Константин Константинович собрался уже было ответить на вопрос, как вдруг молоденький, похожий на мальчишку, младший лейтенант, тоже присел, внимательно вгляделся в полковника, затем быстро вскочил на ноги и бросил руку к пилотке:

— Младший лейтенант Драбодай! Я вас знаю, товарищ полковник. Нас здесь сорок семь человек. Из частей генерала товарища Морозко и генерала Самойлова. Генерал товарищ Морозко убит, насчет генерала товарища Самойлова ничего не известно. Наверное, тоже погиб… Какие будут указания, товарищ полковник?

— Указания? — Константин Константинович слабо улыбнулся. — Какие же я могу дать тебе сейчас указания, младший лейтенант? Самое главное — по возможности, разведать обстановку, чтобы не наткнуться на немцев. Понятно? Организовать, тоже по возможности, питание бойцов… А дальше… Дальше у нас будет одна задача: выйти к своим, соединиться с какой-нибудь частью. Или с партизанами, если они тут есть. Ну, а в первую очередь — похоронить наших погибших товарищей. На плотике они, рядом…

Так началась еще одна страница в жизни полковника Константина Константиновича Строгова. И хотя он не раз думал о том, что страница эта будет далеко не радостной, все же Константин Константинович не мог даже предположить, что она принесет ему столько душевных мук и столько нравственных страданий. — Только через месяц его, больного и измученного лихорадкой, вывезут на самолете на «большую землю», и вот там-то начнется самое страшное. Проверка за проверкой, одно подозрение оскорбительнее другого, тягчайшие обвинения в трусости, в паникерстве, в растерянности, которые привели в гибели сотен людей и в результате — капитан Константин Константинович Строгов становится командиром стрелковой роты, и строго предупреждается, что если он в ближайшее время не смоет свой позор выдающимися подвигами, к нему будут применены самые крутые меры.

3

А летчик Валерии Строгов — сидя на парашютной сумке, пел под гитару:

Рассажу чудный сад над Кубанью,

В том саду будет петь соловей…

Василь Иваныч Чапанин, дымя папиросой, сказал:

— И под душистою веткой сирени Генка Шустиков день и ночь будет все нежней и нежней целовать свою любимую. Правильно я говорю, Генка?

Шустиков не ответил. Вот уже третий день лейтенанта Шустикова не узнать. Обычно душа нараспашку: этот маленький, похожий на мальчишку летчик, заражал своим постоянным звонким смехом даже самых угрюмых людей, глядя на его бесхитростное, с ясными глазами лицо невольно думалось о чем-то светлом, прекрасном, добром, война далеко отодвигалась, она грохотала где угодно, но только не там, где был Геннадий Шустиков. Часто получал письма от своей девушки — Шустиков сразу же мчался на стоянку самолетов, где обычно под крыльями машин отдыхали летчики, и начинал эти трогательные, полные восторженной любви, письма читать вслух, ничего и никого не стесняясь, потому что не видел в искренних словах дедушки ничего такого, чего можно было бы стесняться. Наоборот, он считал, что такие слова должны привнести в душу каждого летчика хотя немножко светлой радости, так необходимой на войне.

Да так оно и было на самом деле. Слушая Шустикова, летчики, пусть даже на короткое время, мысленно переносились в другую, довоенную жизнь, где у них тоже были любимые, которые ждали их и мечтали скорее с ними увидеться, чтобы больше никогда не расставаться.

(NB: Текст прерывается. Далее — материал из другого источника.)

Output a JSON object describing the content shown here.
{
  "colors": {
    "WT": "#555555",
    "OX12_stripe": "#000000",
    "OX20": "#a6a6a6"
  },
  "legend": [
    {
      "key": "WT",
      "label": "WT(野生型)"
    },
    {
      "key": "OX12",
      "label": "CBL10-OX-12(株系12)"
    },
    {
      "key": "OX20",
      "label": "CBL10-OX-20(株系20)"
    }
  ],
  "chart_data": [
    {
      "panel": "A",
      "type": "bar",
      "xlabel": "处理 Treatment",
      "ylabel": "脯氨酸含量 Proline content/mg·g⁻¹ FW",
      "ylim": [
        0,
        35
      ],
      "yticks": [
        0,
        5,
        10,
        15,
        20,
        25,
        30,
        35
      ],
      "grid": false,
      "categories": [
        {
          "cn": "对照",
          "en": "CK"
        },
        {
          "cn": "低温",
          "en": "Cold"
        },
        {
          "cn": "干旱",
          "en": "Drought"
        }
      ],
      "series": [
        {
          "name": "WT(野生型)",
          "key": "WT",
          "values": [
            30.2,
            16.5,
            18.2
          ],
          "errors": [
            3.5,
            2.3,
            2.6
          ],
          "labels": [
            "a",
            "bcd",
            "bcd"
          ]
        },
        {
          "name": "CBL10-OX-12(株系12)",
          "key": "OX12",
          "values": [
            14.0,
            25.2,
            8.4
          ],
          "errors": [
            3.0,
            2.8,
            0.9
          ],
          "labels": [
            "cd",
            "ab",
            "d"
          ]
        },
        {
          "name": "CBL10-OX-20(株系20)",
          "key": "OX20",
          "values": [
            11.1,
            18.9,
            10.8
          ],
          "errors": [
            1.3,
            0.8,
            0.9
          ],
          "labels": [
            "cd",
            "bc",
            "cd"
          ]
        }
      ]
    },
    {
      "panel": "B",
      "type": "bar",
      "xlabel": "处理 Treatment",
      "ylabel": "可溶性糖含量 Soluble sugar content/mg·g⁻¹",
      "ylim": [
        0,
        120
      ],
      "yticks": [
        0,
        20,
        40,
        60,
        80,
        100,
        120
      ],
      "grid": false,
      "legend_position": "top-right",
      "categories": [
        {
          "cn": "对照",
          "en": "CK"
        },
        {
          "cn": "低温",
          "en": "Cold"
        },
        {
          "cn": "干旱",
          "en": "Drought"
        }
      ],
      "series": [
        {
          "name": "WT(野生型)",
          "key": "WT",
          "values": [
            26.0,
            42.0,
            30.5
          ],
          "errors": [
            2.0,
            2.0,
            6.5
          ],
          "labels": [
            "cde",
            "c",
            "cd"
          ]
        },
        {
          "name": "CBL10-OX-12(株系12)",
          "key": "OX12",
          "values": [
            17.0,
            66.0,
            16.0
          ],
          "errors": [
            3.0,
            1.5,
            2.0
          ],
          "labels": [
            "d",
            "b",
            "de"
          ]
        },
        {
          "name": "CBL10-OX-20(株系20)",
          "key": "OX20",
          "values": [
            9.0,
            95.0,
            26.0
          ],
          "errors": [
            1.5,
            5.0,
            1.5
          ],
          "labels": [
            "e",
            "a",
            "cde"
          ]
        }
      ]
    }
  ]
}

Но вот уже третий день Геннадия Шустикова не узнать. Никто не слышит его смеха, никто не видит его улыбки, и хотя он по-прежнему приходит (приходит, а не прибегает!) на стоянку самолетов с письмами в руках, но не только не читает их вслух, он даже сам, кажется, читает эти письма как-то рассеянно, без всякого восторга, будто те самые слова, которые совсем недавно наполняли его светлой радостью, вдруг потускнели, потеряли свою необыкновенную притягательную силу.

Командир эскадрильи Микола Череда, оставшись наедине с Денисио, сказал ему:

— Что-то не нравится мне настроение Шустикова. С таким настроением ходить на боевые задания — дело швах. Согласен?

— Согласен.

— В таком случае, у меня к тебе просьба: поговори с ним по душам, постарайся узнать, какой червь его гложет… Понимаешь, я бы и сам, да ведь он, вижу я, порядком прикипел к тебе. С тобой он будет откровеннее. Договорились?

— Договорились.

— Ну и порядок. А сегодня в небо я его не пошлю. Найду какую-нибудь причину.

— Пусть его техник скажет ему, будто мотор подбарахливает, требуется профилактика.

— Правильно.

Шустиков не сразу поверил, что мотор «подбарахливает». Залез в кабину, запустил двигатель, начал гонять его на разных оборотах. Все вроде было нормально, но на форсаже действительно что-то не ладилось: мотор не набирал нужные обороты (дело рук авиатехника). А время вылета эскадрильи на боевое задание приближалось, летчики уже надели парашюты, и первая пара истребителей уже выруливала на взлетную полосу, Шустиков же, выключив, наконец, зажигание, вылез из кабины и подошел к технику:

— Не переживай, Михеич, — мягко сказал он. — Машина — она и есть машина.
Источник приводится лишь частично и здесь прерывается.